When you fall in love with a television show, it’s almost never an all at once, love-at-first-sight type deal; it builds up, over time, a collection of little moments and jokes (or dramatic scenes, or explosions, or whatever it is that you like) over the course of a number of episodes.
That being said, you can probably find (and point to) a moment, a joke that turned you, when you realized that you were in it for the long haul.
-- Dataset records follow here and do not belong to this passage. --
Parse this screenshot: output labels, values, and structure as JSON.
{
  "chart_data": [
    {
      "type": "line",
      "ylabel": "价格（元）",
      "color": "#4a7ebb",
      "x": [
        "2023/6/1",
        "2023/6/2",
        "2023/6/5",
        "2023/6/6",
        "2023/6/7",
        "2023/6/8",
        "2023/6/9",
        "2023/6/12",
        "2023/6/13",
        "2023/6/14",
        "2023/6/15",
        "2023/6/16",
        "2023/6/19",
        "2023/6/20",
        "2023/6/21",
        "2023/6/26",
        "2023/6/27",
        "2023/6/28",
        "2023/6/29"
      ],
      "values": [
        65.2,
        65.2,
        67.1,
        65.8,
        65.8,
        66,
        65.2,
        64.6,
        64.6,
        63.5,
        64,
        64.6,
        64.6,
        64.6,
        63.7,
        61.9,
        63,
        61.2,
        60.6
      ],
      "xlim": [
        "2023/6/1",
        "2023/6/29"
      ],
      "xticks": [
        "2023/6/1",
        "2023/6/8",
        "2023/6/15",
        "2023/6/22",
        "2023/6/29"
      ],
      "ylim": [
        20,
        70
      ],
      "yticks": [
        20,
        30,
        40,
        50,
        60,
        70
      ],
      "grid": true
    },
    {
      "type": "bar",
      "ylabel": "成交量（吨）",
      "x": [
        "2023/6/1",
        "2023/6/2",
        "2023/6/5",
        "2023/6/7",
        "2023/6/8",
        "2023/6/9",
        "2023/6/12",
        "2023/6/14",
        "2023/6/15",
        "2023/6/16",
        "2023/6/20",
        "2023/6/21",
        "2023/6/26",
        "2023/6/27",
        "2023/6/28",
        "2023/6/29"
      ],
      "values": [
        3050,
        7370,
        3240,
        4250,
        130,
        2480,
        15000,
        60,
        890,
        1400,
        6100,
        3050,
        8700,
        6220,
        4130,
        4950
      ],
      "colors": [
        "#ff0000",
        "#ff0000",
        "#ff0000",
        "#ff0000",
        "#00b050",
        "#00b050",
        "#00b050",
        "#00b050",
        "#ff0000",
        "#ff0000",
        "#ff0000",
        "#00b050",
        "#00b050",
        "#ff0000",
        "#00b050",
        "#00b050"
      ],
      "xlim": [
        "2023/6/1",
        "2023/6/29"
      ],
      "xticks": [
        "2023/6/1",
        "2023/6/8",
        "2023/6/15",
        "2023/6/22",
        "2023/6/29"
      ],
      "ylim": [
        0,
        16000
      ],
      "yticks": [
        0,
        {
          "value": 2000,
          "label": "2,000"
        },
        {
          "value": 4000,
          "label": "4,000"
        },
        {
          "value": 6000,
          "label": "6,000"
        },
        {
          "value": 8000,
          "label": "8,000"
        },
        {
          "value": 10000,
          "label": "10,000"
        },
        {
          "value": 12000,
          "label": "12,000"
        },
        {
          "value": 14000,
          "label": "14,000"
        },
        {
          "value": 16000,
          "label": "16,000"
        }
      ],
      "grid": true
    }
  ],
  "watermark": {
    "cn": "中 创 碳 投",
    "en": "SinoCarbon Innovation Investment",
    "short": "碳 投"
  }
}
On 30 Rock, it took the “Captain Needa” joke to really hook me in:
On Community, although I enjoyed the pilot much more than most people I know, it was really the moment between Abed and his father in “Introduction to Film” where the show really first showed its heart (I can’t find the moment but here’s the short film Abed makes that affects his father):
And last night’s Ben & Kate was what really did it for me; it was the episode that really showed the heart underneath it all – a heart that we knew was there, but for the first time, the show really let us see.
It tied together three successful stories (Ben and his sadness over losing out on the future he thought he had, Kate and her old friend coming to an understanding that although they’re in different places in their lives, they’ll still be friends, and Tommy’s runner that reveals his own regret and why he’s so mad about once loaning out fifteen dollars) that all fundamentally explored the notion of past vs. present and our expectations of how our lives will go vs. how they actually go.
To top it all off, they How I Met Your Mother-ed us (in a good way) by using a little bit of unreliable narrator technique to show us that the idea that Kate spent her birthdays alone wasn’t quite true – earning a nice, heartfelt moment without getting cheesy.
And for me, they provided something even more important: that moment that hooked me. That made me realize that I’m in it for the long haul.